Der amtierende Präsident Duda, der aus den Reihen der nationalkonservativen PiS stammt, darf nach zehn Jahren im Amt nicht mehr antreten. Um seine Nachfolge bewerben sich zwölf Männer und eine Frau. Zwei Politiker gelten als Favoriten.
Warschaus Bürgermeister liegt laut Umfragen vorn
Die Umfragen führt der Warschauer Oberbürgermeister Rafal Trzaskowski, der für Tusks liberalkonservative Bürgerkoalition startet. Auf Platz zwei liegt der von der PiS unterstützte parteilose Historiker Karol Nawrocki (42), bislang Leiter des Instituts für Nationales Gedenken (IPN), das polnische Pendant der früheren Stasiunterlagenbehörde.

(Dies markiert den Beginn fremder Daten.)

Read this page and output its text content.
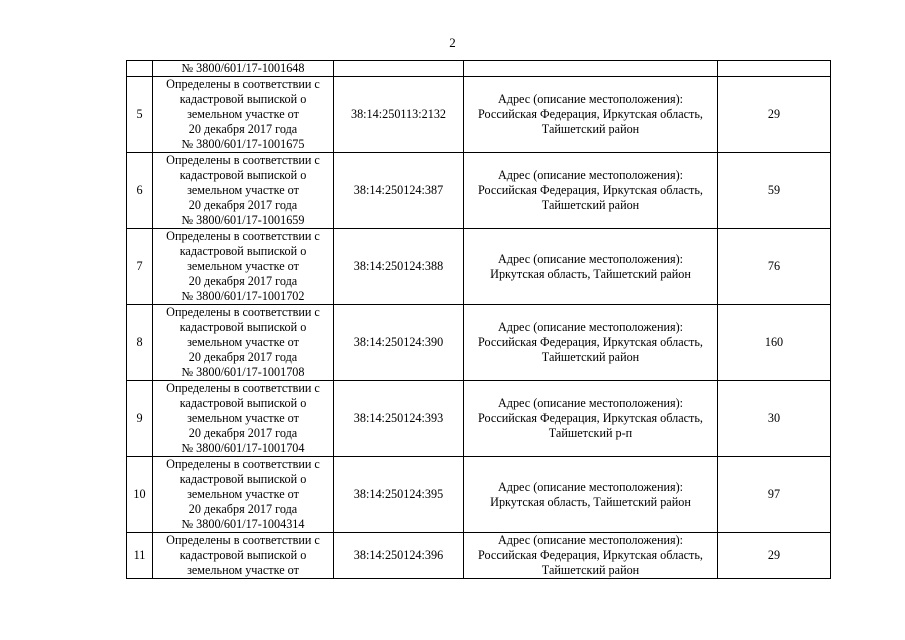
2

	№ 3800/601/17-1001648			

5	Определены в соответствии с
кадастровой выпиской о
земельном участке от
20 декабря 2017 года
№ 3800/601/17-1001675	38:14:250113:2132	Адрес (описание местоположения):
Российская Федерация, Иркутская область,
Тайшетский район	29
6	Определены в соответствии с
кадастровой выпиской о
земельном участке от
20 декабря 2017 года
№ 3800/601/17-1001659	38:14:250124:387	Адрес (описание местоположения):
Российская Федерация, Иркутская область,
Тайшетский район	59
7	Определены в соответствии с
кадастровой выпиской о
земельном участке от
20 декабря 2017 года
№ 3800/601/17-1001702	38:14:250124:388	Адрес (описание местоположения):
Иркутская область, Тайшетский район	76
8	Определены в соответствии с
кадастровой выпиской о
земельном участке от
20 декабря 2017 года
№ 3800/601/17-1001708	38:14:250124:390	Адрес (описание местоположения):
Российская Федерация, Иркутская область,
Тайшетский район	160
9	Определены в соответствии с
кадастровой выпиской о
земельном участке от
20 декабря 2017 года
№ 3800/601/17-1001704	38:14:250124:393	Адрес (описание местоположения):
Российская Федерация, Иркутская область,
Тайшетский р-п	30
10	Определены в соответствии с
кадастровой выпиской о
земельном участке от
20 декабря 2017 года
№ 3800/601/17-1004314	38:14:250124:395	Адрес (описание местоположения):
Иркутская область, Тайшетский район	97
11	Определены в соответствии с
кадастровой выпиской о
земельном участке от	38:14:250124:396	Адрес (описание местоположения):
Российская Федерация, Иркутская область,
Тайшетский район	29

Geringe Chancen hat Slawomir Mentzen (38) von der rechtsradikalen Konfederacja. Da voraussichtlich keiner der Bewerber im ersten Wahlgang die erforderliche absolute Mehrheit bekommen wird, ist eine Stichwahl der beiden Kandidaten mit den meisten Stimmen in zwei Wochen wahrscheinlich.

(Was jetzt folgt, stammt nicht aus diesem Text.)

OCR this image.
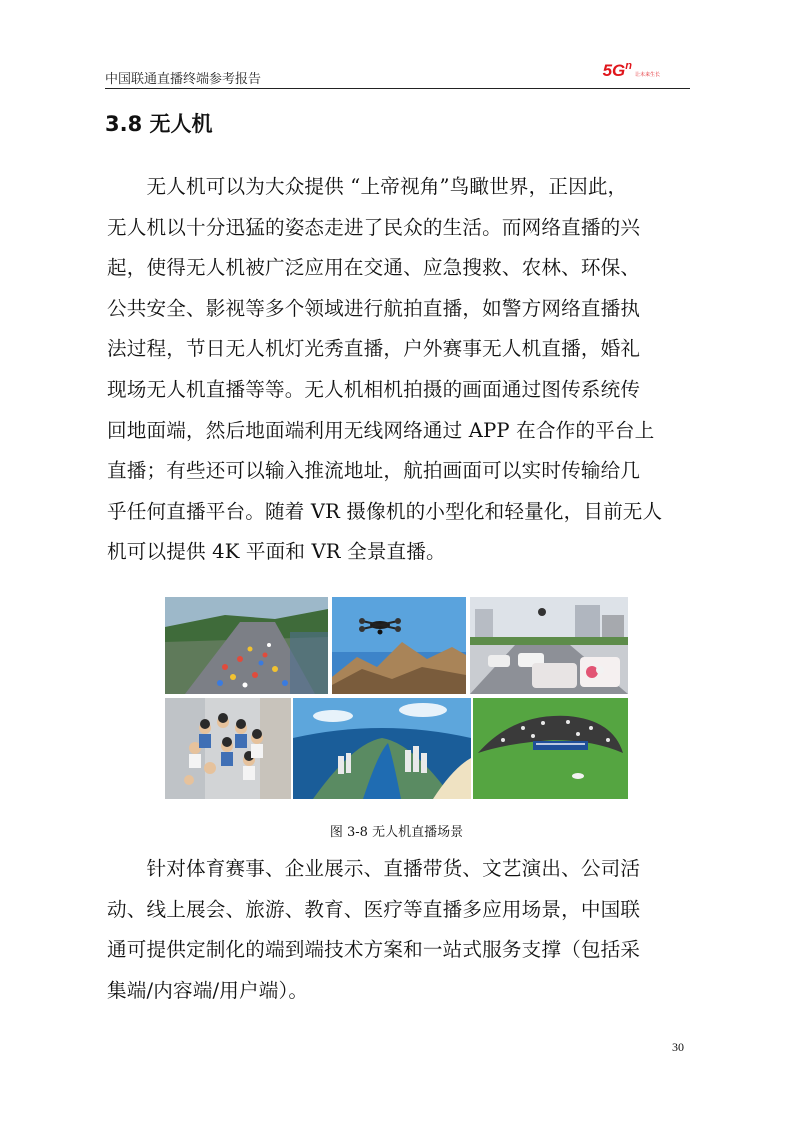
中国联通直播终端参考报告	$5G^n$让未来生长
3.8 无人机

　　无人机可以为大众提供 “上帝视角”鸟瞰世界，正因此，
无人机以十分迅猛的姿态走进了民众的生活。而网络直播的兴
起，使得无人机被广泛应用在交通、应急搜救、农林、环保、
公共安全、影视等多个领域进行航拍直播，如警方网络直播执
法过程，节日无人机灯光秀直播，户外赛事无人机直播，婚礼
现场无人机直播等等。无人机相机拍摄的画面通过图传系统传
回地面端，然后地面端利用无线网络通过 APP 在合作的平台上
直播；有些还可以输入推流地址，航拍画面可以实时传输给几
乎任何直播平台。随着 VR 摄像机的小型化和轻量化，目前无人
机可以提供 4K 平面和 VR 全景直播。

图 3-8 无人机直播场景

　　针对体育赛事、企业展示、直播带货、文艺演出、公司活
动、线上展会、旅游、教育、医疗等直播多应用场景，中国联
通可提供定制化的端到端技术方案和一站式服务支撑（包括采
集端/内容端/用户端）。

30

Machtkampf zwischen Tusk und Kaczynski
Das EU- und Nato-Mitglied Polen ist ein Frontstaat unter Druck. Der Krieg in der Ukraine, die Angst vor russischen Sabotageakten, die Zweifel am Rückhalt der USA - das prägt die Gedanken vieler Wähler. Doch die Präsidentenwahl ist wieder ein Armdrücken der beiden Lager, die die Politik seit 20 Jahren bestimmen: Tusks Bürgerkoalition gegen die PiS von Jaroslaw Kaczynski. Die Polen sprechen vom "Duopol".
Die PiS, deren Name "Recht und Gerechtigkeit" bedeutet, führte Polen von 2015 bis 2023. Sie legte die Justiz an die Kandare, lag deshalb im Dauerstreit mit Brüssel und zerrüttete das Verhältnis zu Berlin mit Reparationsforderungen in Billionenhöhe.

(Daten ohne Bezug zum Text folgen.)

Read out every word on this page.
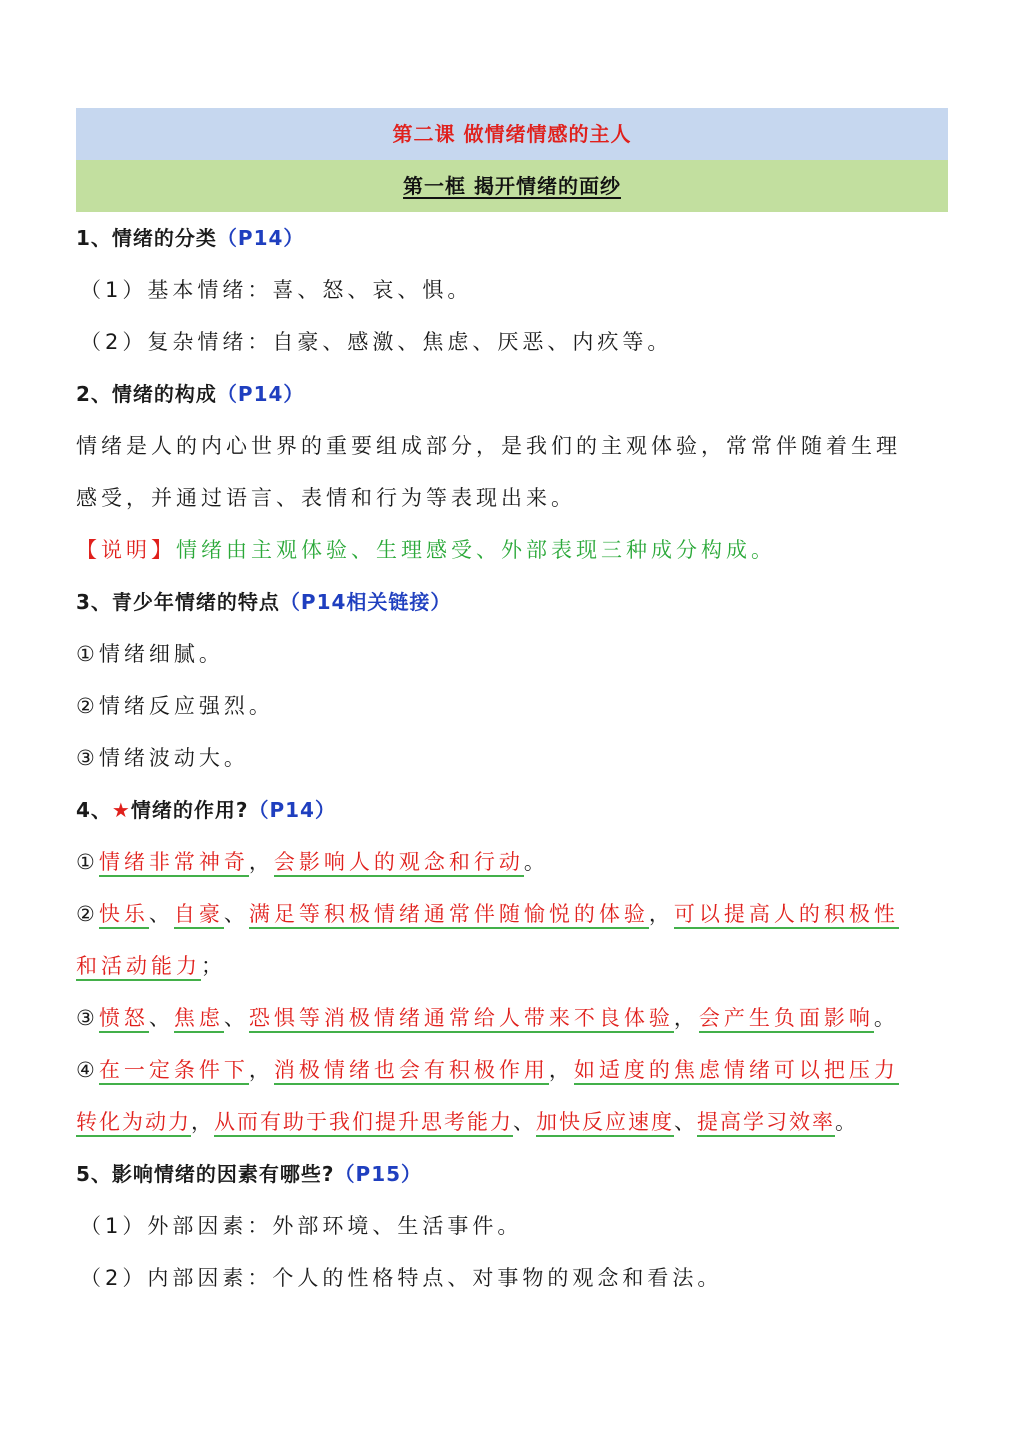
第二课 做情绪情感的主人
第一框 揭开情绪的面纱
1、情绪的分类（P14）
（1）基本情绪：喜、怒、哀、惧。
（2）复杂情绪：自豪、感激、焦虑、厌恶、内疚等。
2、情绪的构成（P14）
情绪是人的内心世界的重要组成部分，是我们的主观体验，常常伴随着生理
感受，并通过语言、表情和行为等表现出来。
【说明】情绪由主观体验、生理感受、外部表现三种成分构成。
3、青少年情绪的特点（P14相关链接）
①情绪细腻。
②情绪反应强烈。
③情绪波动大。
4、★情绪的作用?（P14）
①情绪非常神奇，会影响人的观念和行动。
②快乐、自豪、满足等积极情绪通常伴随愉悦的体验，可以提高人的积极性
和活动能力；
③愤怒、焦虑、恐惧等消极情绪通常给人带来不良体验，会产生负面影响。
④在一定条件下，消极情绪也会有积极作用，如适度的焦虑情绪可以把压力
转化为动力，从而有助于我们提升思考能力、加快反应速度、提高学习效率。
5、影响情绪的因素有哪些?（P15）
（1）外部因素：外部环境、生活事件。
（2）内部因素：个人的性格特点、对事物的观念和看法。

Seit Ende 2023 regiert Tusk das Land mit einem Mitte-Links-Bündnis. Er braucht den Sieg von Trzaskowski, damit er den von der PiS betriebenen Abbau von Demokratie und Rechtsstaatlichkeit rückgängig machen kann. Bislang hat Duda viele Initiativen mit seinem Vetorecht blockiert. Tusk steht auch für die Integration Polens in der EU. "Dass der neue Bundeskanzler Friedrich Merz sich auf seiner ersten Auslandsreise nach Warschau begeben hat, ist symbolisch", sagte der Soziologe Andrzej Rychard dem Magazin "Polityka".
Trzaskowski umwirbt Wähler der Mitte
Der 53-jährige promovierte Sozialwissenschaftler Trzaskowski spricht fünf Fremdsprachen, ist liberal und pro-europäisch. Er will Abtreibungen bis zur zwölften Schwangerschaftswoche legalisieren, ließ in Warschauer Amtsstuben die Kruzifixe abhängen und marschiert bei LGBT-Paraden mit.
Trzaskowski zählt zum linken Flügel in Tusks Partei. Zuletzt ist er allerdings in die Mitte gerückt: Etwa, indem er für einen harten Kurs gegen irreguläre Migranten an der Grenze Belarus plädiert und die Sozialleistungen für ukrainische Kriegsflüchtlinge einschränken will. Kritiker werfen ihm vor, keine klaren Standpunkte zu haben.
Kandidat der PiS mit schwieriger Vergangenheit
Die PiS hofft auf eine Rückkehr an die Macht. Schafft ihr Kandidat den Einzug in den Präsidentenpalast, dann wäre sie weiterhin im Besitz einer Schlüsselposition, um Tusks Politik zu torpedieren.
Allerdings deutet vieles darauf hin, dass der alternde PiS-Chef Kaczynski keine glückliche Hand hatte, als er den politisch unerfahrenen Nawrocki aus dem Hut zauberte. Das Kalkül von Kaczynski ist, dass Nawrocki Wähler vom rechten Rand holen soll.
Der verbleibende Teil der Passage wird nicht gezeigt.